Martin, o personagem titular da cinebiografia recentemente lançada “Christy”, nasceu, cresceu e começou a lutar boxe na Virgínia Ocidental antes de se tornar um pioneiro reconhecido internacionalmente no boxe feminino.
O novo filme do diretor David Michod é escrito por Mirrah Foulkes, que baseou o roteiro na história real da vida de Martin, e é estrelado por Sydney Sweeney no papel de Martin.
A equipe do Marquee Cinemas organizou um encontro de apenas uma noite com Martin para os participantes da estreia do filme às 19h15, que atraiu centenas de fãs de cinema e esporte, bem como familiares e amigos.
De acordo com Martin, sua história permaneceu autêntica durante toda a produção do filme, já que o diretor, o escritor e o ator trabalharam em estreita colaboração com ela.

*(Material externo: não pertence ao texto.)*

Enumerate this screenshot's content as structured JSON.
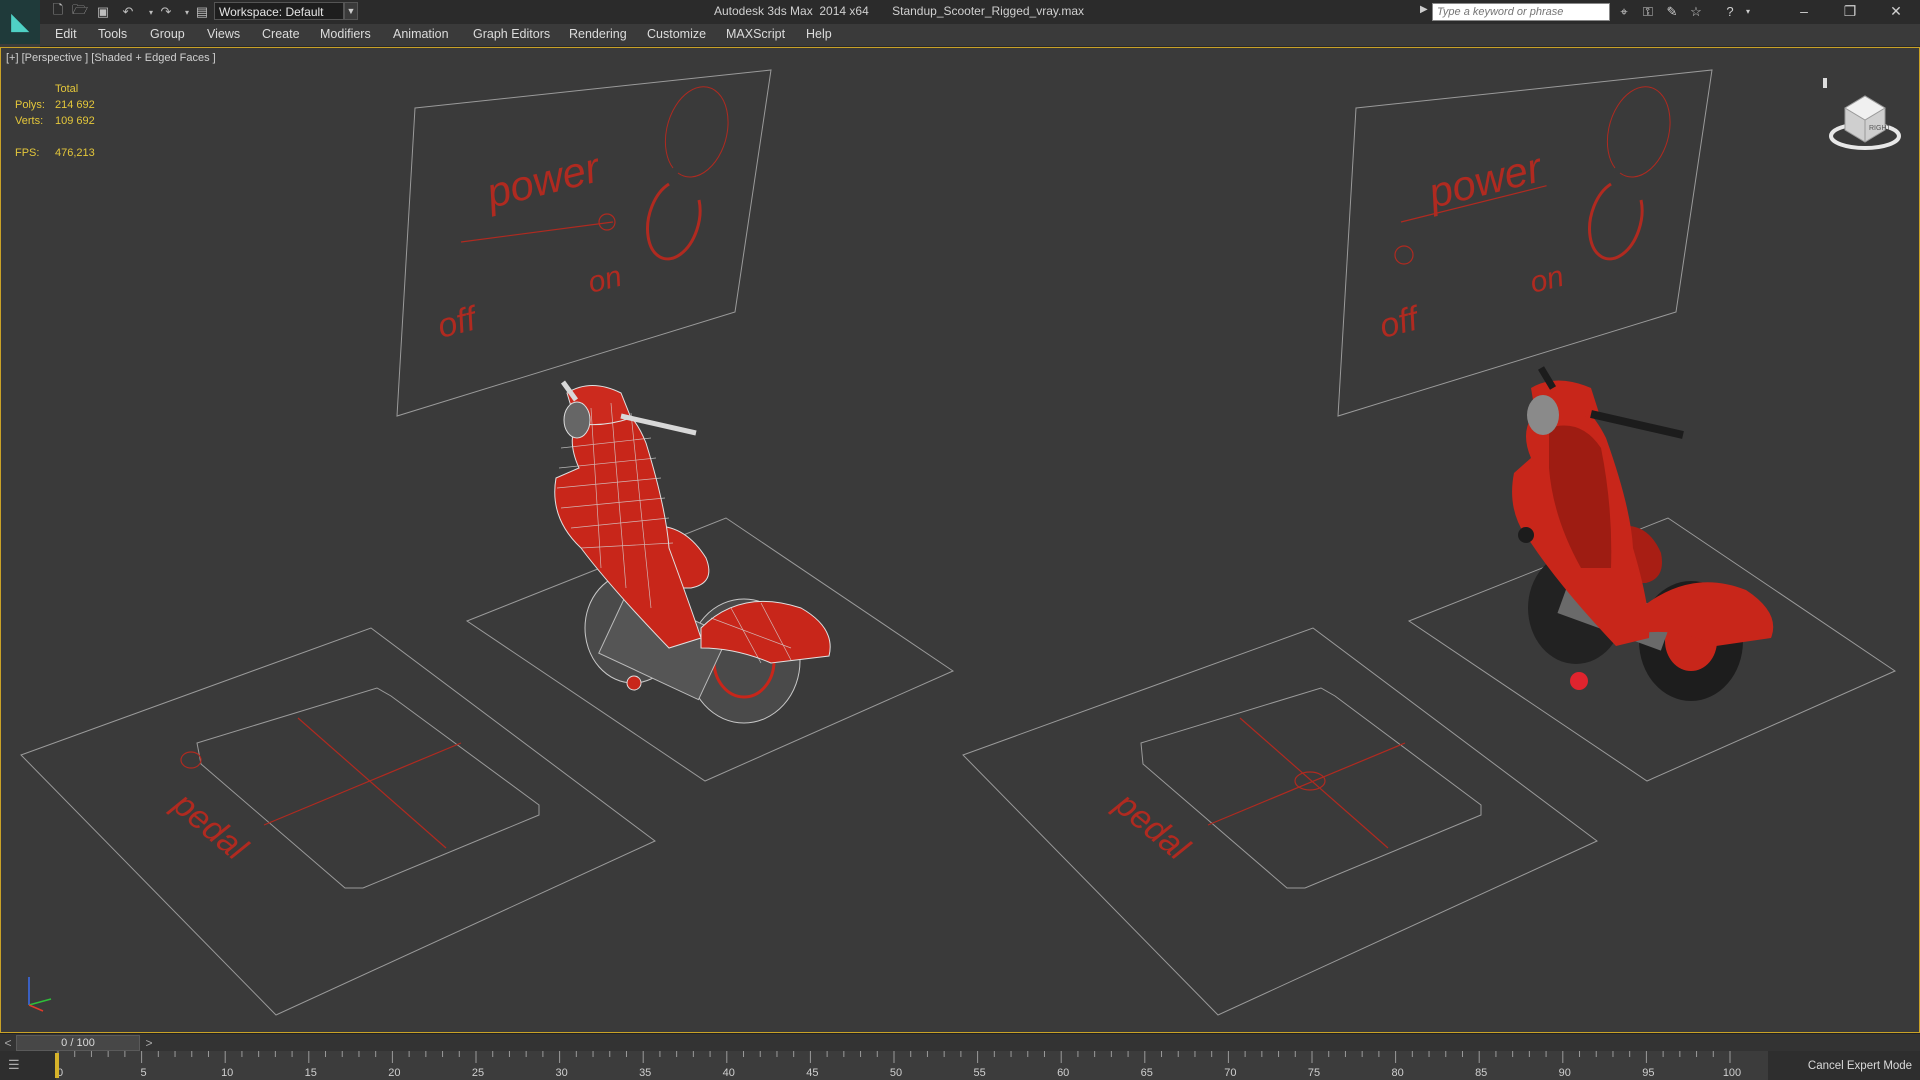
{
  "app": {
    "title": "Autodesk 3ds Max  2014 x64",
    "file": "Standup_Scooter_Rigged_vray.max",
    "workspace": "Workspace: Default"
  },
  "search": {
    "placeholder": "Type a keyword or phrase"
  },
  "menu": [
    "Edit",
    "Tools",
    "Group",
    "Views",
    "Create",
    "Modifiers",
    "Animation",
    "Graph Editors",
    "Rendering",
    "Customize",
    "MAXScript",
    "Help"
  ],
  "viewport": {
    "label": "[+] [Perspective ] [Shaded + Edged Faces ]",
    "stats": {
      "header": "Total",
      "polys_label": "Polys:",
      "polys_value": "214 692",
      "verts_label": "Verts:",
      "verts_value": "109 692",
      "fps_label": "FPS:",
      "fps_value": "476,213"
    },
    "panel_text": {
      "power": "power",
      "on": "on",
      "off": "off",
      "pedal": "pedal"
    },
    "viewcube_label": "RIGHT"
  },
  "timeline": {
    "frame": "0 / 100",
    "prev": "<",
    "next": ">",
    "ticks": [
      "0",
      "5",
      "10",
      "15",
      "20",
      "25",
      "30",
      "35",
      "40",
      "45",
      "50",
      "55",
      "60",
      "65",
      "70",
      "75",
      "80",
      "85",
      "90",
      "95",
      "100"
    ],
    "cancel_expert": "Cancel Expert Mode"
  },
  "colors": {
    "accent": "#c9a227",
    "stats": "#e4c73a",
    "scooter_red": "#c8261a",
    "wire": "#b9b9b9"
  },
  "icons": {
    "new": "new-file-icon",
    "open": "open-file-icon",
    "save": "save-icon",
    "undo": "undo-icon",
    "redo": "redo-icon",
    "project": "project-folder-icon"
  }
}
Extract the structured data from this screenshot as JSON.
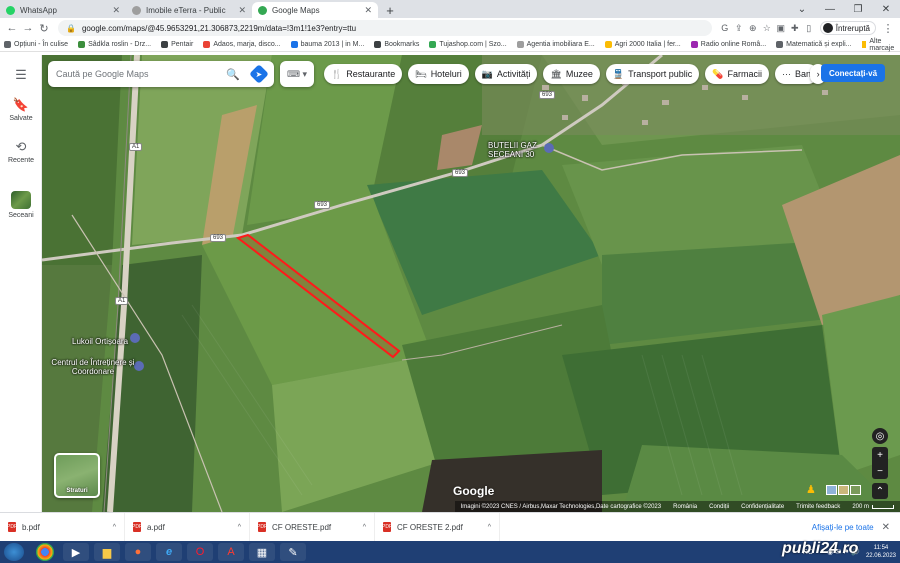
{
  "browser": {
    "tabs": [
      {
        "label": "WhatsApp",
        "color": "#25d366"
      },
      {
        "label": "Imobile eTerra - Public",
        "color": "#9e9e9e"
      },
      {
        "label": "Google Maps",
        "color": "#34a853"
      }
    ],
    "address": "google.com/maps/@45.9653291,21.306873,2219m/data=!3m1!1e3?entry=ttu",
    "profile_label": "Întreruptă",
    "bookmarks": [
      {
        "label": "Opțiuni - În culise",
        "color": "#5f6368"
      },
      {
        "label": "Sâdkla roslin - Drz...",
        "color": "#3c8e3c"
      },
      {
        "label": "Pentair",
        "color": "#3c4043"
      },
      {
        "label": "Adaos, marja, disco...",
        "color": "#ea4335"
      },
      {
        "label": "bauma 2013 | in M...",
        "color": "#1a73e8"
      },
      {
        "label": "Bookmarks",
        "color": "#3c4043"
      },
      {
        "label": "Tujashop.com | Szo...",
        "color": "#34a853"
      },
      {
        "label": "Agentia imobiliara E...",
        "color": "#9e9e9e"
      },
      {
        "label": "Agri 2000 Italia | fer...",
        "color": "#fbbc04"
      },
      {
        "label": "Radio online Româ...",
        "color": "#9c27b0"
      },
      {
        "label": "Matematică și expli...",
        "color": "#5f6368"
      }
    ],
    "other_bookmarks": "Alte marcaje"
  },
  "sidebar": {
    "menu_icon": "menu-icon",
    "items": [
      {
        "label": "Salvate",
        "icon": "bookmark-icon"
      },
      {
        "label": "Recente",
        "icon": "history-icon"
      },
      {
        "label": "Seceani",
        "icon": "place-thumbnail"
      }
    ]
  },
  "search": {
    "placeholder": "Caută pe Google Maps"
  },
  "chips": [
    {
      "label": "Restaurante",
      "icon": "🍴"
    },
    {
      "label": "Hoteluri",
      "icon": "🛏"
    },
    {
      "label": "Activități",
      "icon": "📷"
    },
    {
      "label": "Muzee",
      "icon": "🏛"
    },
    {
      "label": "Transport public",
      "icon": "🚆"
    },
    {
      "label": "Farmacii",
      "icon": "💊"
    },
    {
      "label": "Ban",
      "icon": "⋯"
    }
  ],
  "signin_label": "Conectați-vă",
  "map": {
    "labels": {
      "station_name": "BUTELII GAZ SECEANI 30",
      "lukoil": "Lukoil Ortișoara",
      "centre": "Centrul de Întreținere și Coordonare"
    },
    "roads": [
      "693",
      "693",
      "693",
      "693",
      "A1",
      "A1"
    ],
    "layers_label": "Straturi",
    "google_logo": "Google",
    "attribution": [
      "Imagini ©2023 CNES / Airbus,Maxar Technologies,Date cartografice ©2023",
      "România",
      "Condiții",
      "Confidențialitate",
      "Trimite feedback"
    ],
    "scale_label": "200 m"
  },
  "downloads": {
    "items": [
      "b.pdf",
      "a.pdf",
      "CF ORESTE.pdf",
      "CF ORESTE 2.pdf"
    ],
    "show_all": "Afișați-le pe toate"
  },
  "taskbar": {
    "lang": "RO",
    "time": "11:54",
    "date": "22.06.2023"
  },
  "watermark": "publi24.ro"
}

“Passei horas e horas ao telefone com Mirrah Foulkes, a roteirista”, disse Martin. “Não há nada neste filme que não tenha acontecido.”
Martin disse que queria que o longa-metragem evitasse clichês e narrativas cansadas.
“Eu perguntei: ‘Por favor, não ‘Hollywoodize’ minha vida'”, disse Martin. “Eles me disseram: ‘Christy, já aconteceram tantas coisas malucas em sua vida que não precisamos fazer isso!'”
Martin também elogiou o desempenho de Sweeney. “Você ficou sexy com Sydney Sweeney e como ela vai se sujar e ser Christy Martin?” disse Martinho. “Mas ela com certeza fez. Será um ótimo retrato!”
A narrativa do filme posiciona a carreira de Martin em uma era crucial para o boxe feminino, quando lutas televisionadas e confrontos de alto nível levaram o esporte da novidade à legitimidade.
Amigos que a conheceram antes das câmeras disseram que o tamanho da multidão fazia sentido.
“Ela é uma estrela do rock”, disse Renee Van Dolan, amiga de infância. “Ela é uma lenda aqui.”
Van Dolan se lembra das longas viagens de ônibus até as academias da escola enquanto crescia no condado de Wyoming com Martin. “Meu tio a treinou no basquete, e ela foi tenaz o tempo todo enquanto crescia”, disse Van Dolan. “Todo mundo sabia que ela seria uma lenda, faria grandes coisas em sua vida.”
Tom Van Dolan – que conheceu Martin depois das capas das revistas – chamou-a de “muito pé no chão e muito amigável” e a mesma pessoa que ele esperava encontrar tanto fora do palco quanto dentro do palco.
A estreia enquadrou o trabalho público de Martin ao lado da biografia. Ela chamou o que o filme pretende levar de “inspiração”, descrevendo-se como filha de um mineiro de carvão e “a última oprimida” que encontrou uma maneira de retribuir. Martin combinou isso com um apelo à tolerância e aceitação “das escolhas das pessoas, seja a sua sexualidade ou religião”.
A volta de Martin, o lançamento do filme e a recepção dos fãs apontaram para uma vida que superou o ringue sem deixá-lo para trás.
“Levantei-me e me levantei para tentar ajudar outras pessoas”, disse Martin.